Annotation

The annotation guidelines for the PPCME2 are described in an online manual (Beatrice Santorini, March 2005) and are based on an earlier version, written by Ann Taylor in connection with the second edition of the Penn-Helsinki Parsed Corpus of Middle English. The current version supersedes the earlier one and is intended to apply to the following corpora:

the Penn-Helsinki Parsed Corpus of Middle English, 2nd edition (PPCME2)
the Penn-Helsinki Parsed Corpus of Early Modern English (PPCEME)
the Parsed Corpus of Early English Correspondence (PCEEC)

There are slight annotation differences among the PPCME2, the PPCEME, and the PCEEC. We hope to minimize these differences further in subsequent editions of the corpora.

Philosophy and goals

(Source: the Annotation manual for the PPCME2, PPCEME, and PCEEC, General introduction)

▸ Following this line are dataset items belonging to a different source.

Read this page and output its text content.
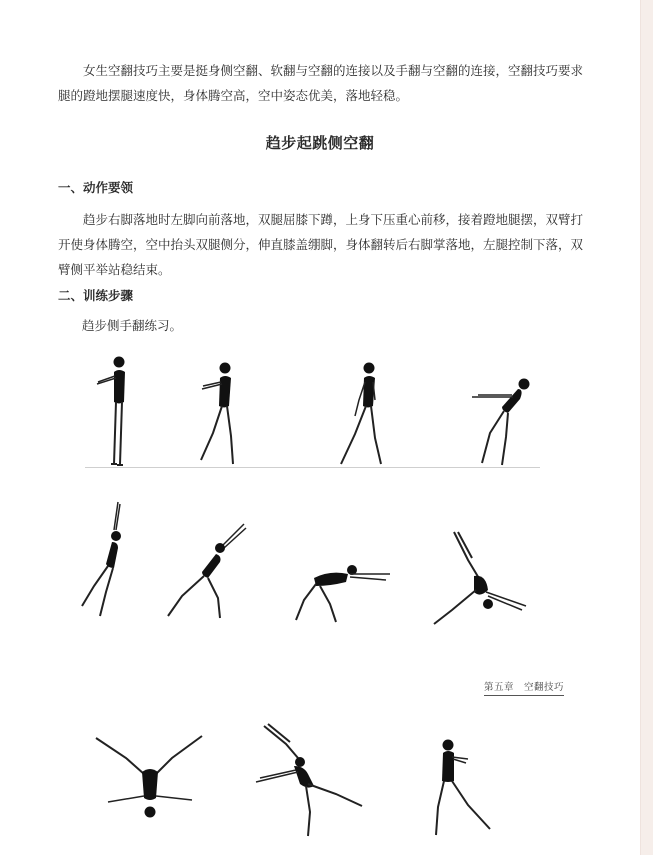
女生空翻技巧主要是挺身侧空翻、软翻与空翻的连接以及手翻与空翻的连接，空翻技巧要求腿的蹬地摆腿速度快，身体腾空高，空中姿态优美，落地轻稳。

趋步起跳侧空翻
一、动作要领

趋步右脚落地时左脚向前落地，双腿屈膝下蹲，上身下压重心前移，接着蹬地腿摆，双臂打开使身体腾空，空中抬头双腿侧分，伸直膝盖绷脚，身体翻转后右脚掌落地，左腿控制下落，双臂侧平举站稳结束。

二、训练步骤

趋步侧手翻练习。

第五章　空翻技巧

Our primary goal has been to create an annotation system that facilitates automated searches, not to give a correct linguistic analysis of each sentence. For instance, if a construction can be found unambiguously through a combination of properties of a bracketed sentence, our annotation may not contain all of the structure that a full phrase structure diagram of the sentence would have.

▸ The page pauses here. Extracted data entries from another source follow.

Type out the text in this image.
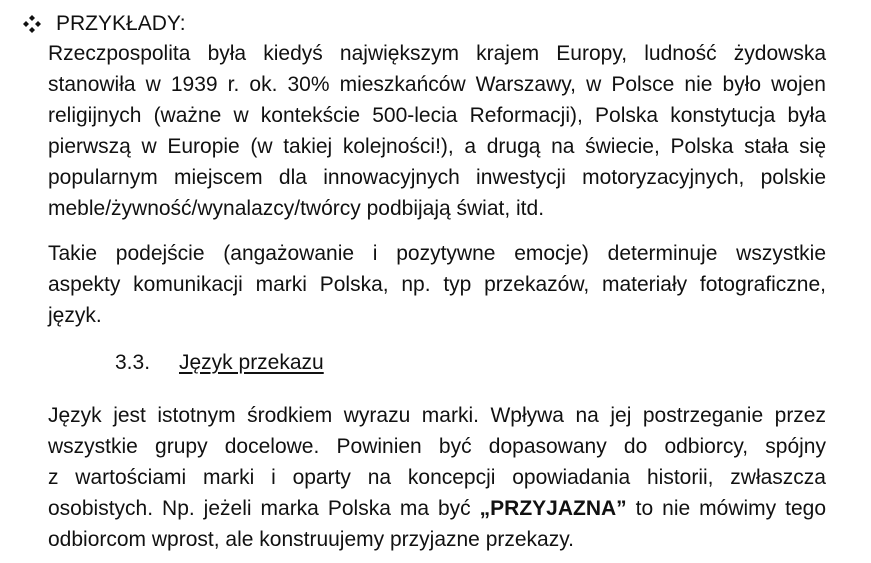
PRZYKŁADY:
Rzeczpospolita była kiedyś największym krajem Europy, ludność żydowska
stanowiła w 1939 r. ok. 30% mieszkańców Warszawy, w Polsce nie było wojen
religijnych (ważne w kontekście 500-lecia Reformacji), Polska konstytucja była
pierwszą w Europie (w takiej kolejności!), a drugą na świecie, Polska stała się
popularnym miejscem dla innowacyjnych inwestycji motoryzacyjnych, polskie
meble/żywność/wynalazcy/twórcy podbijają świat, itd.
Takie podejście (angażowanie i pozytywne emocje) determinuje wszystkie
aspekty komunikacji marki Polska, np. typ przekazów, materiały fotograficzne,
język.
3.3. Język przekazu
Język jest istotnym środkiem wyrazu marki. Wpływa na jej postrzeganie przez
wszystkie grupy docelowe. Powinien być dopasowany do odbiorcy, spójny
z wartościami marki i oparty na koncepcji opowiadania historii, zwłaszcza
osobistych. Np. jeżeli marka Polska ma być „PRZYJAZNA” to nie mówimy tego
odbiorcom wprost, ale konstruujemy przyjazne przekazy.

We have tried to plan our system so that at each stage of the annotation, information is added in a monotonic way. In particular, we want any future revisions of the bracketed structures always to add information, never to change it. This goal requires us to avoid subjective judgments since they are extremely error-prone. So, for example, we do not distinguish adjectival from verbal passive participles, nor do we attempt to implement the argument-adjunct distinction.

As many categories as possible should have clear meanings so that unclear cases can be relegated to a small number of categories of residual cases. The price of making most categories homogeneous is that these residual categories will not be. In future revisions of the corpus, it may be possible to divide some of these residual categories into homogeneous subcategories.

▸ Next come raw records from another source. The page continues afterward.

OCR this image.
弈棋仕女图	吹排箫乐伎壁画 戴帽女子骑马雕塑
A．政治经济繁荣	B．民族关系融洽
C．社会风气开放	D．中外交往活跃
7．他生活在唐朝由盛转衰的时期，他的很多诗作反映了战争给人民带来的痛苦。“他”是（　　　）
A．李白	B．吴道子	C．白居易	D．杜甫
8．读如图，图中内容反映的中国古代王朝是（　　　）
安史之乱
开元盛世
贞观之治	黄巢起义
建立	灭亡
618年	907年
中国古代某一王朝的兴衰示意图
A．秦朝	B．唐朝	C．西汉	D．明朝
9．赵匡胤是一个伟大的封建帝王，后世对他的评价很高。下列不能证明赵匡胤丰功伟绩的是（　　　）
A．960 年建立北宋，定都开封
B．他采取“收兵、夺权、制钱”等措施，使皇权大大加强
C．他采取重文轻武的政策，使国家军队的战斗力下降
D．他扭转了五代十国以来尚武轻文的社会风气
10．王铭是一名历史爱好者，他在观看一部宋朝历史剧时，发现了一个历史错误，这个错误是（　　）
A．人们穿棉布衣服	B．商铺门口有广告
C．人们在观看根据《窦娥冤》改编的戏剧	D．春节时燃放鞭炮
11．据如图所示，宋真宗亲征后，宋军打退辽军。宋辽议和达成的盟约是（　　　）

As much as possible, we have avoided making decisions that would be controversial, whether with regard to text interpretation or to linguistic theory. In doubtful cases, we either avoid specifying structure, or we use default rules to decide the case for search purposes. An example of the first strategy concerns VPs. These are normally not indicated in the corpus, since VP boundaries are normally indeterminate. This is clearly the case in Middle English, which allows scrambling and where the internal structure of the VP is variable and changing. But even in modern English, there are many cases in which it is not clear whether some phrase attaches as a daughter of VP or higher up in the tree. An example of the second strategy concerns PP attachment. Whenever it is unclear where a PP attaches, we attach it by default as high as possible.

File formats

Each text in the corpus comes in three different formats, each with a characteristic filename extension:

text (.txt)
part-of-speech (POS) tagged (.pos)
parsed (.psd)

Text files (.txt)

Text files have the extension .txt. Besides the text, they contain Helsinki text level codes, converted into HTML type codes. The original page layout is not retained. Rather, the text is divided into tokens, which generally correspond to a main clause together with any subordinate clauses that it contains. Each token is associated with a token ID, enclosed in parentheses, which contains the name of the file, a page reference to the printed text (possibly including a volume reference), and a running token number that locates the token within the computer file. Tokens may also consist entirely of text level codes. Such tokens do not have IDs, but they are counted by the token counter, which can lead to gaps in the running token numbers. Punctuation in text files is separated from the words in order to simplify searches.

<P_2>

<heading>

I . (CMMALORY,2.3)

Merlin (CMMALORY,2.4)

</heading>

HIT befel in the dayes of Uther Pendragon , when he was kynge of all
Englond and so regned , that there was a myghty duke in Cornewaill that
helde warre ageynst hym long tyme . (CMMALORY,2.6)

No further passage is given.